The solutions to this problem will be painful and divisive. On the other hand, the plan is profoundly disappointing. Although it contains a number of proposals that budget analysts of both parties have long advocated, it sets unnecessarily strict targets that make needed political agreements needlessly difficult and it is vague where specificity is badly needed.
All responsible budget analysts agree that the United States faces a daunting deficit problem. It should be addressed soon. But how soon is not clear. After the recovery is well under way, most would agree, and certainly before the debt/GDP ratio gets too large. What is not clear is what “well under way” means and whether it will happen soon enough to prevent to debt/Gross Domestic Product ratio from getting too large. The Bowles-Simpson plan would start deficit reduction in fiscal 2012, which starts on October 1, 2011, not even eleven months from now. Since unemployment is likely then to still be in the vicinity of 9 percent or higher, that is too soon, as premature deficit reduction could intensify and lengthen the recession. This is not a minor issue, as nothing more effectively depresses revenues and generates deficits than a weak economy.

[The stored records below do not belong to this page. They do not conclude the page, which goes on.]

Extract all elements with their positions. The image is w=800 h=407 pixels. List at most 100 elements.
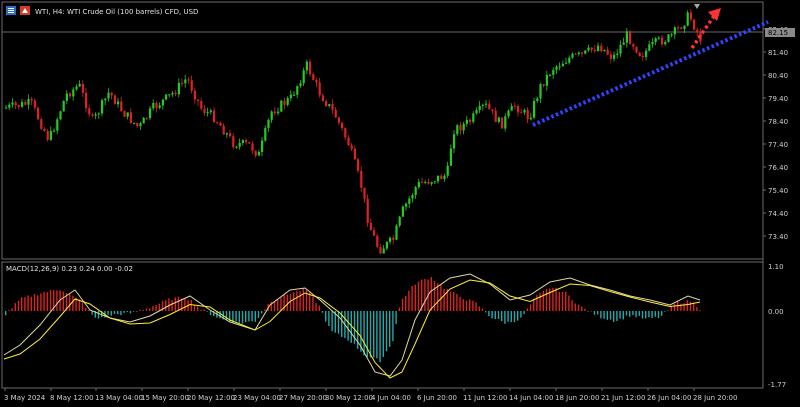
candle-body: [107, 92, 110, 99]
candle-body: [414, 187, 417, 195]
macd-histogram-bar: [78, 299, 80, 311]
candle-body: [347, 137, 350, 146]
candle-body: [305, 61, 308, 71]
candle-body: [574, 53, 577, 55]
candle-body: [693, 19, 696, 30]
candle-body: [353, 148, 356, 160]
candle-body: [149, 108, 152, 119]
candle-body: [465, 119, 468, 124]
candle-body: [638, 52, 641, 56]
candle-body: [494, 110, 497, 122]
chart-canvas[interactable]: WTI, H4: WTI Crude Oil (100 barrels) CFD…: [0, 0, 800, 407]
candle-body: [337, 117, 340, 123]
macd-histogram-bar: [245, 311, 247, 323]
macd-histogram-bar: [385, 311, 388, 352]
macd-histogram-bar: [478, 306, 480, 311]
macd-histogram-bar: [24, 297, 26, 311]
macd-histogram-bar: [17, 300, 20, 311]
macd-histogram-bar: [286, 294, 288, 311]
candle-body: [382, 248, 385, 254]
candle-body: [126, 112, 129, 117]
macd-histogram-bar: [261, 311, 263, 314]
candle-body: [507, 110, 510, 117]
candle-body: [449, 148, 452, 166]
macd-histogram-bar: [661, 311, 663, 316]
macd-histogram-bar: [526, 308, 528, 311]
macd-histogram-bar: [654, 311, 656, 317]
macd-histogram-bar: [469, 299, 471, 311]
candle-body: [680, 27, 683, 29]
candle-body: [488, 103, 491, 110]
macd-histogram-bar: [21, 297, 23, 311]
candle-body: [542, 84, 545, 86]
candle-body: [491, 109, 494, 111]
chart-window[interactable]: WTI, H4: WTI Crude Oil (100 barrels) CFD…: [0, 0, 800, 407]
candle-body: [645, 50, 648, 57]
macd-histogram-bar: [209, 311, 212, 316]
candle-body: [302, 70, 305, 84]
price-panel-frame: [1, 1, 764, 260]
support-trendline[interactable]: [532, 20, 769, 127]
macd-histogram-bar: [622, 311, 624, 320]
macd-histogram-bar: [136, 311, 138, 312]
macd-histogram-bar: [289, 294, 292, 311]
candle-body: [561, 63, 564, 67]
macd-histogram-bar: [277, 299, 279, 311]
chart-menu-icon[interactable]: [6, 6, 16, 15]
candle-body: [264, 128, 267, 141]
time-label: 20 May 12:00: [187, 394, 235, 402]
candle-body: [481, 104, 484, 106]
time-label: 18 Jun 20:00: [555, 394, 599, 402]
candle-body: [341, 122, 344, 129]
macd-histogram-bar: [539, 292, 541, 311]
time-label: 11 Jun 12:00: [463, 394, 507, 402]
candle-body: [165, 94, 168, 100]
macd-histogram-bar: [27, 295, 29, 311]
candle-body: [85, 92, 88, 109]
macd-histogram-bar: [581, 306, 583, 311]
macd-histogram-bar: [62, 291, 64, 311]
macd-histogram-bar: [485, 311, 487, 313]
candle-body: [187, 79, 190, 81]
candle-body: [686, 12, 689, 26]
macd-histogram-bar: [619, 311, 621, 319]
candle-body: [552, 69, 555, 75]
macd-histogram-bar: [184, 298, 186, 311]
macd-histogram-bar: [197, 306, 199, 311]
candle-body: [405, 203, 408, 207]
macd-histogram-bar: [369, 311, 372, 358]
macd-histogram-bar: [504, 311, 506, 324]
macd-histogram-bar: [145, 308, 148, 311]
price-tick-label: 78.40: [768, 118, 788, 126]
candle-body: [27, 99, 30, 105]
event-marker-icon: [694, 4, 700, 9]
candle-body: [565, 62, 568, 64]
time-label: 14 Jun 04:00: [509, 394, 553, 402]
macd-histogram-bar: [280, 297, 282, 311]
candle-body: [65, 93, 68, 101]
macd-histogram-bar: [56, 290, 58, 311]
candle-body: [619, 44, 622, 54]
candle-body: [117, 101, 120, 105]
candle-body: [395, 225, 398, 240]
candle-body: [459, 125, 462, 131]
macd-histogram-bar: [632, 311, 634, 316]
macd-histogram-bar: [520, 311, 522, 318]
candle-body: [206, 112, 209, 114]
candle-body: [21, 102, 24, 107]
macd-histogram-bar: [443, 288, 445, 311]
candle-body: [411, 194, 414, 199]
macd-histogram-bar: [43, 292, 45, 311]
forecast-arrow[interactable]: [690, 8, 721, 49]
candle-body: [280, 100, 283, 112]
candle-body: [616, 53, 619, 55]
candle-body: [603, 49, 606, 52]
candle-body: [257, 152, 260, 156]
candle-body: [229, 133, 232, 137]
candle-body: [657, 37, 660, 39]
candle-body: [161, 99, 164, 106]
macd-histogram-bar: [142, 309, 144, 311]
time-label: 8 May 12:00: [50, 394, 94, 402]
macd-histogram-bar: [5, 311, 7, 316]
time-label: 21 Jun 12:00: [601, 394, 645, 402]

Even more troubling than timing, is the program itself. Over the first nine years, 70 percent of the deficit reduction under the Bowles-Simpson “mark” would come from spending cuts, 30 percent from added taxes. The steady-state spending level, as a share of GDP, would be 20.5 percent of GDP. That is lower than spending averaged from 1980 to 2008 when none of the baby boomers had yet retired and claimed Social Security and Medicare and when spending on health care per person was a minor fraction of what it will be in 2020.
● The plan calls for a reduction from baseline in federal health care spending of about one-third by 2040, but doesn’t say how that target will be achieved.
● The plan would block grant Medicaid payments for long-term care, which would increase the marginal cost to the states of Medicaid— benefit levels and coverage—by anywhere from 100 percent to more than 200 percent. The result would be powerful incentives to cut benefits.
● The plan presents four options for modifying the tax system, but doesn’t endorse any. All would tax capital gains as ordinary income, which means doubling the rate on them.
● All tax plans would end or curb deductions for charitable contributions. That would curtail the capacity of the private sector to provide relief to vulnerable populations, at the same time that the principal programs supporting these very populations – Medicare, Medicaid and Social Security -- would be slashed.
● The deductions for mortgage interest and property taxes would be curbed or eliminated—this, during the most severe housing price collapse in at least seventy-five years.
● Deductions for contributions to IRAs, Keogh plans, and 401k plans would be ended.